Síntomas de una democracia en transformación
El pasado domingo, el Chaco vivió una jornada electoral histórica, pero no por los motivos que comúnmente se celebran en democracia. Con una participación ciudadana del 51,46% —la más baja desde el retorno democrático en 1983—, los comicios legislativos pusieron en evidencia un alejamiento de la ciudadanía de las urnas, una tendencia que se viene consolidando no solo en esta provincia, sino también en otras como Salta, Jujuy, San Luis y anteriormente en Santa Fe. Lejos de tratarse de un fenómeno aislado, esta escasa concurrencia responde a una crisis más profunda, que interpela las bases mismas del sistema democrático y sus formas tradicionales de representación.
Para contextualizar, es importante señalar que desde 2017 ninguna elección legislativa en el Chaco –ya sea primaria o general– ha logrado superar el 63% de participación. Lo ocurrido este domingo marca, sin embargo, un nuevo piso de asistencia, y al mismo tiempo, un punto de inflexión. A primera vista, la baja concurrencia podría explicarse por apatía, desinterés o desinformación. No obstante, un análisis más profundo revela que estamos frente a una crisis de representación que atraviesa a la política argentina y, más ampliamente, a las democracias occidentales.
En efecto, el descrédito hacia los partidos tradicionales y la creciente desconfianza en las instituciones han abierto la puerta a nuevas formas de participación política, muchas de ellas surgidas en el ámbito digital. El ascenso de figuras disruptivas como Javier Milei, cuyo discurso canaliza el hartazgo social y propone una ruptura con los esquemas convencionales, es reflejo de este fenómeno. Milei no solo representa una opción electoral; representa también una nueva sensibilidad política, caracterizada por la indignación frente al statu quo y la necesidad urgente de alternativas.
Asimismo, las redes sociales se han convertido en el nuevo terreno de la militancia.
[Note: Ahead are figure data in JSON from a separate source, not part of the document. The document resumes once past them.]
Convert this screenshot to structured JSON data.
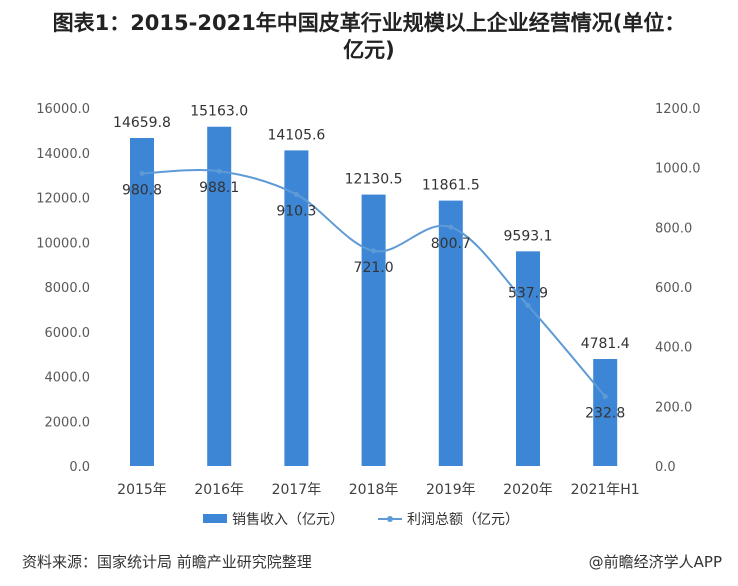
{
  "title": "图表1：2015-2021年中国皮革行业规模以上企业经营情况(单位：亿元)",
  "chart_data": {
    "type": "bar",
    "categories": [
      "2015年",
      "2016年",
      "2017年",
      "2018年",
      "2019年",
      "2020年",
      "2021年H1"
    ],
    "series": [
      {
        "name": "销售收入（亿元）",
        "type": "bar",
        "axis": "left",
        "values": [
          14659.8,
          15163.0,
          14105.6,
          12130.5,
          11861.5,
          9593.1,
          4781.4
        ],
        "labels": [
          "14659.8",
          "15163.0",
          "14105.6",
          "12130.5",
          "11861.5",
          "9593.1",
          "4781.4"
        ]
      },
      {
        "name": "利润总额（亿元）",
        "type": "line",
        "axis": "right",
        "smooth": true,
        "values": [
          980.8,
          988.1,
          910.3,
          721.0,
          800.7,
          537.9,
          232.8
        ],
        "labels": [
          "980.8",
          "988.1",
          "910.3",
          "721.0",
          "800.7",
          "537.9",
          "232.8"
        ]
      }
    ],
    "y_left": {
      "range": [
        0,
        16000
      ],
      "ticks": [
        0,
        2000,
        4000,
        6000,
        8000,
        10000,
        12000,
        14000,
        16000
      ],
      "tick_labels": [
        "0.0",
        "2000.0",
        "4000.0",
        "6000.0",
        "8000.0",
        "10000.0",
        "12000.0",
        "14000.0",
        "16000.0"
      ]
    },
    "y_right": {
      "range": [
        0,
        1200
      ],
      "ticks": [
        0,
        200,
        400,
        600,
        800,
        1000,
        1200
      ],
      "tick_labels": [
        "0.0",
        "200.0",
        "400.0",
        "600.0",
        "800.0",
        "1000.0",
        "1200.0"
      ]
    },
    "grid": false,
    "legend": "bottom",
    "colors": {
      "bar": "#3d86d5",
      "line": "#5e9bd6",
      "text": "#333333",
      "axis_text": "#595959"
    }
  },
  "footer": {
    "source": "资料来源：国家统计局 前瞻产业研究院整理",
    "credit": "@前瞻经济学人APP"
  }
}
Plataformas como TikTok, Instagram, YouTube y X (ex Twitter) han dejado de ser meros espacios de entretenimiento para transformarse en arenas políticas donde se generan debates, se construyen identidades colectivas y se moviliza a los ciudadanos. En este entorno, los "influencers políticos" logran convocar a miles de seguidores sin pertenecer a estructuras partidarias, y en muchos casos, con un lenguaje más cercano, emocional y directo que el de los dirigentes tradicionales.
Por otra parte, las nuevas generaciones, marcadas por la precariedad laboral y la incertidumbre económica, ven en la política institucional una estructura lejana y poco eficaz para resolver sus problemas concretos. Esta desconexión no solo se traduce en el rechazo o indiferencia hacia los partidos, sino también en la búsqueda de formas alternativas de organización y representación. En ese sentido, el debilitamiento de la militancia partidaria ha dejado un vacío que aún no ha sido llenado por propuestas renovadoras desde el sistema político.
Frente a este escenario, es necesario repensar el diseño institucional de la democracia. La política debe concebirse como una actividad capaz de aprender y adaptarse, incorporando las herramientas tecnológicas y las dinámicas deliberativas del siglo XXI. No se trata de abandonar las instituciones, sino de transformarlas desde adentro, haciendo que sean más permeables a las demandas ciudadanas, más transparentes y más inclusivas.
En este contexto, el fortalecimiento de la sociedad civil aparece como una vía legítima. Organizaciones no partidarias, comunidades de jóvenes y agrupaciones territoriales están asumiendo un rol más activo en la representación de intereses, actuando como contrapesos frente a los aparatos partidarios tradicionales. Canalizar la indignación social no significa negarla, sino transformarla en propuestas democráticas que apunten a construir un sistema más participativo y eficiente.
Por último, cabe destacar un dato no menor: en todas las provincias mencionadas, los oficialismos provinciales obtuvieron buenos resultados a pesar de la baja participación. Esto plantea un interrogante sobre el tipo de legitimidad que se construye cuando la mitad del electorado decide no votar. ¿Qué desafíos enfrentan los representantes electos para reconstituir el vínculo con una ciudadanía cada vez más distante?
La baja participación electoral en Chaco y otras provincias argentinas no es un problema coyuntural, sino la expresión visible de una transformación más profunda. La democracia, si quiere sobrevivir y fortalecerse, deberá adaptarse a los cambios culturales, tecnológicos y generacionales que están redefiniendo la forma en que los ciudadanos se relacionan con la política.